Clément Ruffier : Depuis la fin des années 2000, on assiste à un renouveau des questions de participation qui croisent deux attentes. La première, celle des entreprises qui veulent plus d'agilité, de flexibilité et d'innovation. La seconde, celle des salariés qui réclament plus d'autonomie et de sens au travail. Cette convergence a remis le sujet sur le devant de la scène. Il y a un constat partagé de l'épuisement des modèles traditionnels et de la difficulté à établir des modèles alternatifs, auxquels il faut ajouter l'importance de l'innovation, des cycles plus courts et la digitalisation.

Amandine Bruguière : Les années 2000 correspondent aussi à la démocratisation très forte des outils numériques avec des promesses aussi fortes d'empowerment. Il en était attendu un meilleur fonctionnement de la société et des entreprises et que soient portées une autonomie et des relations sociales plus horizontales.

La question de la participation en entreprise c'est aussi la mise sur pied de démarches participatives mais vous constatez sur le terrain des déceptions de part et d'autre...

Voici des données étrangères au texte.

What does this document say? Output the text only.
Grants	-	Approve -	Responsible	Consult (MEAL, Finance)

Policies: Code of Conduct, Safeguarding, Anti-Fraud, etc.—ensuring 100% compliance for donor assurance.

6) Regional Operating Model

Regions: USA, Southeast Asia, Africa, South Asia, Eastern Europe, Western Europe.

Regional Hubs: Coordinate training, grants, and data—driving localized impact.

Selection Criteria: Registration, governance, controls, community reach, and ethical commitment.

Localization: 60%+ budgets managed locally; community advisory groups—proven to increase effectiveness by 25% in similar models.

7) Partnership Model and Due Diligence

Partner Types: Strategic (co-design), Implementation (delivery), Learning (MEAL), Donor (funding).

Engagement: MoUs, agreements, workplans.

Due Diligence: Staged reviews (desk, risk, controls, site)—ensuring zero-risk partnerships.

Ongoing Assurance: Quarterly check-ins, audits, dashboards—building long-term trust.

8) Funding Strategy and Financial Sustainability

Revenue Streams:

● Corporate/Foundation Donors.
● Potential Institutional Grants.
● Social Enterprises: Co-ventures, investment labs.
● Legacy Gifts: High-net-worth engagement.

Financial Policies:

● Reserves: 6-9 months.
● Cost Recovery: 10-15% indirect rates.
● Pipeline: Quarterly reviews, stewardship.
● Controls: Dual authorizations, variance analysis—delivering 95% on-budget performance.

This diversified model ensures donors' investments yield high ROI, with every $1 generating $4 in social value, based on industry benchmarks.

Clément Ruffier : La question de la participation n'étant pas nouvelle, cela influence le regard des salariés sur ces démarches. Il y a aujourd'hui plus de défiance par rapport à ce qu'ils ont connu. Pourtant, ces démarches participatives présentent l'avantage de rapprocher les espaces de décision des espaces d'exécution. Ils peuvent être l’occasion de faire saisir les réalités du terrain aux décideurs .

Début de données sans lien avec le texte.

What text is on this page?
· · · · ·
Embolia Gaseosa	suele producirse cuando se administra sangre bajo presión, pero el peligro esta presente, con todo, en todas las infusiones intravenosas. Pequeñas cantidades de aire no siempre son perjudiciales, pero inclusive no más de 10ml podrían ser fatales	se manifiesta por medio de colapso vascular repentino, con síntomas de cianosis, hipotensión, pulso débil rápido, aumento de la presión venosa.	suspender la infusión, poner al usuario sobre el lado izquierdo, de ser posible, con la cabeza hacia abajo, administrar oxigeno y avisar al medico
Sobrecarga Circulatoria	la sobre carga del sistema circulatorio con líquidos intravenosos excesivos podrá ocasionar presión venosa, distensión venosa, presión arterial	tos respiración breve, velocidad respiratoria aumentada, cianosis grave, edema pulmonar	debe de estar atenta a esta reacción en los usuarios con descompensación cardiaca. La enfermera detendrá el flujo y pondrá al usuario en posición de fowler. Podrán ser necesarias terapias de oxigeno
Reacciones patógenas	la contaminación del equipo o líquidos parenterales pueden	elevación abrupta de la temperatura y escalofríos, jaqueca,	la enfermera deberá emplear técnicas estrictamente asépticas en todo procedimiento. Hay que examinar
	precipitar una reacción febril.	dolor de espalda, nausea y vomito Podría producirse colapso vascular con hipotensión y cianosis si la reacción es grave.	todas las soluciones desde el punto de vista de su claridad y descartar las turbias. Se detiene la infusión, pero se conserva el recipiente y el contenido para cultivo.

Comment expliquez-vous la défiance des salariés ?

Clément Ruffier : La frustration des salariés est liée en France au fait que les projets de participation sont généralement portés unilatéralement par les directions. En effet, les organisations syndicales estiment souvent qu'ils n'apportent pas suffisamment de garanties. La partie patronale peut par ailleurs considérer que l'organisation de travail relève de son champ propre et non du domaine paritaire. Ensuite, ces espaces de participation sont souvent limités dans le temps - on les ouvre et on les referme - et limités quant aux sujets abordés. Enfin, on observe parfois une tendance à utiliser ces espaces de participation à des fins de rationalisation du travail, de gains de productivité, et in fine d’intensification.  Les salariés vivent ainsi parfois ces espaces de participation comme des lieux risqués.

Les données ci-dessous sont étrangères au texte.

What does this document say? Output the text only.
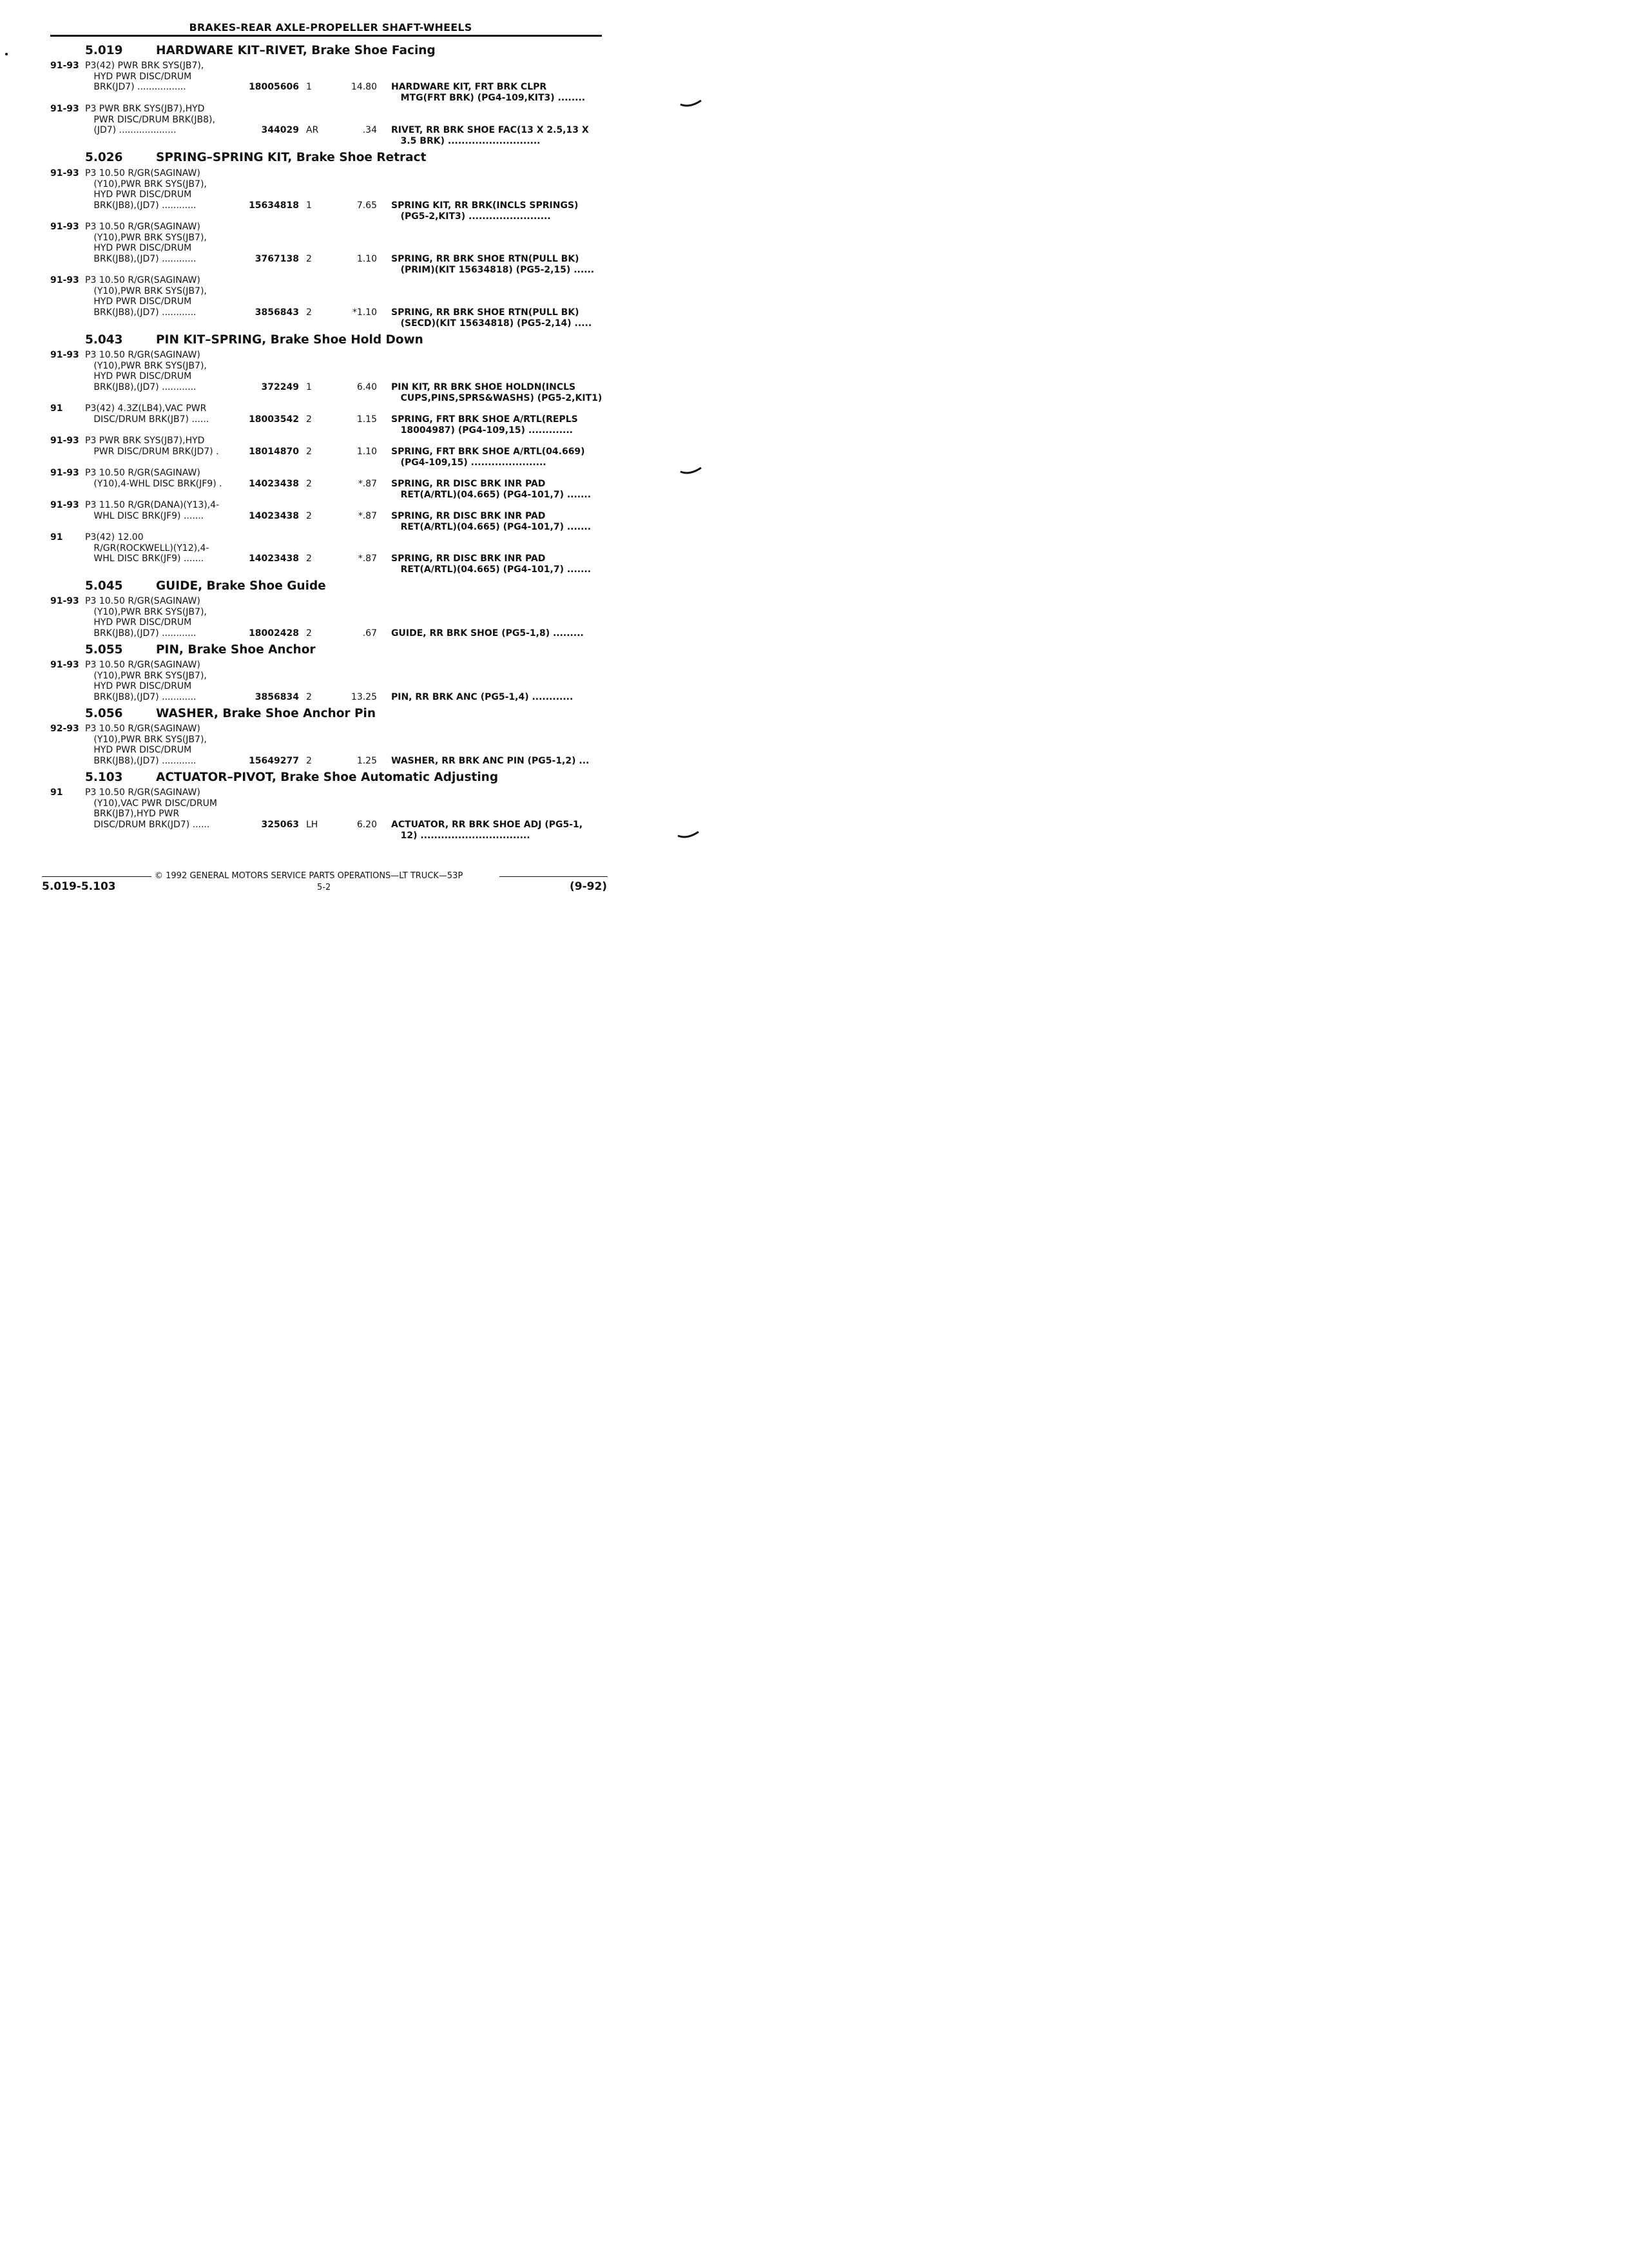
BRAKES-REAR AXLE-PROPELLER SHAFT-WHEELS
5.019	HARDWARE KIT–RIVET, Brake Shoe Facing
5.026	SPRING–SPRING KIT, Brake Shoe Retract
5.043	PIN KIT–SPRING, Brake Shoe Hold Down
5.045	GUIDE, Brake Shoe Guide
5.055	PIN, Brake Shoe Anchor
5.056	WASHER, Brake Shoe Anchor Pin
5.103	ACTUATOR–PIVOT, Brake Shoe Automatic Adjusting
91-93 P3(42) PWR BRK SYS(JB7),
HYD PWR DISC/DRUM
BRK(JD7) .................	18005606 1	14.80 HARDWARE KIT, FRT BRK CLPR
MTG(FRT BRK) (PG4-109,KIT3) ........
91-93 P3 PWR BRK SYS(JB7),HYD
PWR DISC/DRUM BRK(JB8),
(JD7) ....................	344029 AR	.34 RIVET, RR BRK SHOE FAC(13 X 2.5,13 X
3.5 BRK) ...........................
91-93 P3 10.50 R/GR(SAGINAW)
(Y10),PWR BRK SYS(JB7),
HYD PWR DISC/DRUM
BRK(JB8),(JD7) ............	15634818 1	7.65 SPRING KIT, RR BRK(INCLS SPRINGS)
(PG5-2,KIT3) ........................
91-93 P3 10.50 R/GR(SAGINAW)
(Y10),PWR BRK SYS(JB7),
HYD PWR DISC/DRUM
BRK(JB8),(JD7) ............	3767138 2	1.10 SPRING, RR BRK SHOE RTN(PULL BK)
(PRIM)(KIT 15634818) (PG5-2,15) ......
91-93 P3 10.50 R/GR(SAGINAW)
(Y10),PWR BRK SYS(JB7),
HYD PWR DISC/DRUM
BRK(JB8),(JD7) ............	3856843 2	*1.10 SPRING, RR BRK SHOE RTN(PULL BK)
(SECD)(KIT 15634818) (PG5-2,14) .....
91-93 P3 10.50 R/GR(SAGINAW)
(Y10),PWR BRK SYS(JB7),
HYD PWR DISC/DRUM
BRK(JB8),(JD7) ............	372249 1	6.40 PIN KIT, RR BRK SHOE HOLDN(INCLS
CUPS,PINS,SPRS&WASHS) (PG5-2,KIT1)
91 P3(42) 4.3Z(LB4),VAC PWR
DISC/DRUM BRK(JB7) ......	18003542 2	1.15 SPRING, FRT BRK SHOE A/RTL(REPLS
18004987) (PG4-109,15) .............
91-93 P3 PWR BRK SYS(JB7),HYD
PWR DISC/DRUM BRK(JD7) .	18014870 2	1.10 SPRING, FRT BRK SHOE A/RTL(04.669)
(PG4-109,15) ......................
91-93 P3 10.50 R/GR(SAGINAW)
(Y10),4-WHL DISC BRK(JF9) .	14023438 2	*.87 SPRING, RR DISC BRK INR PAD
RET(A/RTL)(04.665) (PG4-101,7) .......
91-93 P3 11.50 R/GR(DANA)(Y13),4-
WHL DISC BRK(JF9) .......	14023438 2	*.87 SPRING, RR DISC BRK INR PAD
RET(A/RTL)(04.665) (PG4-101,7) .......
91 P3(42) 12.00
R/GR(ROCKWELL)(Y12),4-
WHL DISC BRK(JF9) .......	14023438 2	*.87 SPRING, RR DISC BRK INR PAD
RET(A/RTL)(04.665) (PG4-101,7) .......
91-93 P3 10.50 R/GR(SAGINAW)
(Y10),PWR BRK SYS(JB7),
HYD PWR DISC/DRUM
BRK(JB8),(JD7) ............	18002428 2	.67 GUIDE, RR BRK SHOE (PG5-1,8) .........
91-93 P3 10.50 R/GR(SAGINAW)
(Y10),PWR BRK SYS(JB7),
HYD PWR DISC/DRUM
BRK(JB8),(JD7) ............	3856834 2	13.25 PIN, RR BRK ANC (PG5-1,4) ............
92-93 P3 10.50 R/GR(SAGINAW)
(Y10),PWR BRK SYS(JB7),
HYD PWR DISC/DRUM
BRK(JB8),(JD7) ............	15649277 2	1.25 WASHER, RR BRK ANC PIN (PG5-1,2) ...
91 P3 10.50 R/GR(SAGINAW)
(Y10),VAC PWR DISC/DRUM
BRK(JB7),HYD PWR
DISC/DRUM BRK(JD7) ......	325063 LH	6.20 ACTUATOR, RR BRK SHOE ADJ (PG5-1,
12) ................................
© 1992 GENERAL MOTORS SERVICE PARTS OPERATIONS—LT TRUCK—53P
5.019-5.103	5-2	(9-92)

Comment les rendre plus efficaces et restaurer la confiance des salariés ?

Clément Ruffier : Il faut des règles du jeu claires. Réintégrer les représentants du personnel dans le processus permettrait de donner des gages aux salariés et les assurer que ces échanges ne se traduiront pas par des effets négatifs sur leurs conditions de travail. La relation avec les institutions représentatives du personnel est donc cruciale. Il est vrai que les IRP sont parfois elles-mêmes méfiantes car elles peuvent estimer qu'il n'existe pas de garanties à l'égard des salariés qui s'y engagent.

Nous avons constaté sur le terrain – et cela est confirmé par les enquêtes européennes sur la question - que les entreprises les plus participatives étaient celles qui avaient les meilleurs résultats en termes de conditions de travail et de performance. Toutefois, on constate l’existence d’un présupposé qui voudrait que les démarches participatives et la participation indirecte via les élus du personnel soient opposées. Ces deux démarches seraient dans des logiques différentes, divergentes voire opposées. La participation indirecte constituerait une méthode dépassée faite de rapports de forces stériles alors que la participation directe serait une démarche constructive. En somme, l'une remplacerait l'autre alors qu'il est au contraire dangereux d'opposer les deux.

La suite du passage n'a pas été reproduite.